La primera vez que oímos hablar de esta cueva funeraria fue en el 5º Curso de Geografía e Historia, en una asignatura optativa que se llamaba ‘Prehistoria de África y Canarias’, cuyo profesor era el Doctor Juan Francisco Navarro Mederos. Dentro de su materia se incluía una visita a Gran Canaria y otra a La Palma para conocer algunos de sus yacimientos arqueológicos más emblemáticos. En el programa de Benahoare, en junio de 1985, no podía faltar una visita al taller de cerámica ‘El Molino’, donde Ramón y Vina llevaban mucho tiempo elaborando reproducciones exactas de las vasijas de barro benahoaritas. Ese mismo día, además, tuvimos el privilegio de conocer a Miriam Cabrera, de quien ya se nos habían dado referencias en la Universidad de La Laguna porque, entre otras cosas, había excavado, hacía algo más de 20 años, en el yacimiento funerario de La Cucaracha. La información que nos proporcionó, los recortes de periódico que nos mostró y, sobre todo, los materiales arqueológicos que pudimos observar y tocar no hicieron otra cosa que despertar nuestra curiosidad por visitar la necrópolis.

Por otro lado, al año siguiente se comenzó a montar la Sala de Arqueología del Museo Insular situado en el exconvento de San Francisco (Santa Cruz de La Palma).

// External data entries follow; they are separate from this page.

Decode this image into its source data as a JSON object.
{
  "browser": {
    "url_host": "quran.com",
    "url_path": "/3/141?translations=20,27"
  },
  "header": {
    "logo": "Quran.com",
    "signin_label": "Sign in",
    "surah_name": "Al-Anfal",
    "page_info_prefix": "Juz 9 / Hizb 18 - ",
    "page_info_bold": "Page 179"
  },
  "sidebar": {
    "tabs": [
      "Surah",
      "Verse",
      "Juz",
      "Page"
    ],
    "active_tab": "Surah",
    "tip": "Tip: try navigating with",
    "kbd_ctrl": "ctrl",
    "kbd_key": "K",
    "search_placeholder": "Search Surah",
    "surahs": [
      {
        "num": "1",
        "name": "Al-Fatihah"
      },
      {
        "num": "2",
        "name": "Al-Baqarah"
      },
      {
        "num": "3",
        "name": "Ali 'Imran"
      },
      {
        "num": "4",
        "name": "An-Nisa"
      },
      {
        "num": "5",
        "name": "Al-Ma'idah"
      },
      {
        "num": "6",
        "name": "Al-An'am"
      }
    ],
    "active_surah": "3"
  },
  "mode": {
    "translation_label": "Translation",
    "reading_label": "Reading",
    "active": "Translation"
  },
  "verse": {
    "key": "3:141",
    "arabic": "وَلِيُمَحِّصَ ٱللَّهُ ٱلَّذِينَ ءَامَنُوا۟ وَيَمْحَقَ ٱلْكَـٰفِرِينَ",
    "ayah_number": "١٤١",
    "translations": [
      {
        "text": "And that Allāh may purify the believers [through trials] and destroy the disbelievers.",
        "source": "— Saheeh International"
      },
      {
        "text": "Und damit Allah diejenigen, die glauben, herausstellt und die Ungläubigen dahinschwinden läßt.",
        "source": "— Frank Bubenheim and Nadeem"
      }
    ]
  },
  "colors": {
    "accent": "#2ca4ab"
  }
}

Este trabajo, dirigido por el Doctor Ernesto Martín Rodríguez, dio una gran relevancia a los restos arqueológicos extraídos de la necrópolis de La Cucaracha siendo este yacimiento, con diferencia, el mejor representado de toda la isla. Llamaban la atención sus preciosas vasijas de la Fase II, entre las que sobresalía lo que parecía un tofio, muy similar a los que podemos encontrarnos en Lanzarote y Fuerteventura, así como una buena muestra de utensilios de piedra. Estas piezas fueron cedidas por Miriam Cabrera Medina y contrastaban poderosamente respecto a los fondos de la Sociedad La Cosmológica, puesto que la mayoría de los vestigios de esta institución aparecían reseñados como de procedencia desconocida. En una de esas visitas observamos, por primera vez, un gran bloque de lava con trozos de huesos humanos incrustados que estaba envuelto en un papel y al que, hemos de reconocerlo, no lo prestamos mayor importancia ni fue objeto de nuestro interés. No se estimó conveniente que esta pieza arqueológica formase parte de la exposición permanente, permaneciendo en el más absoluto olvido durante otros 25 años.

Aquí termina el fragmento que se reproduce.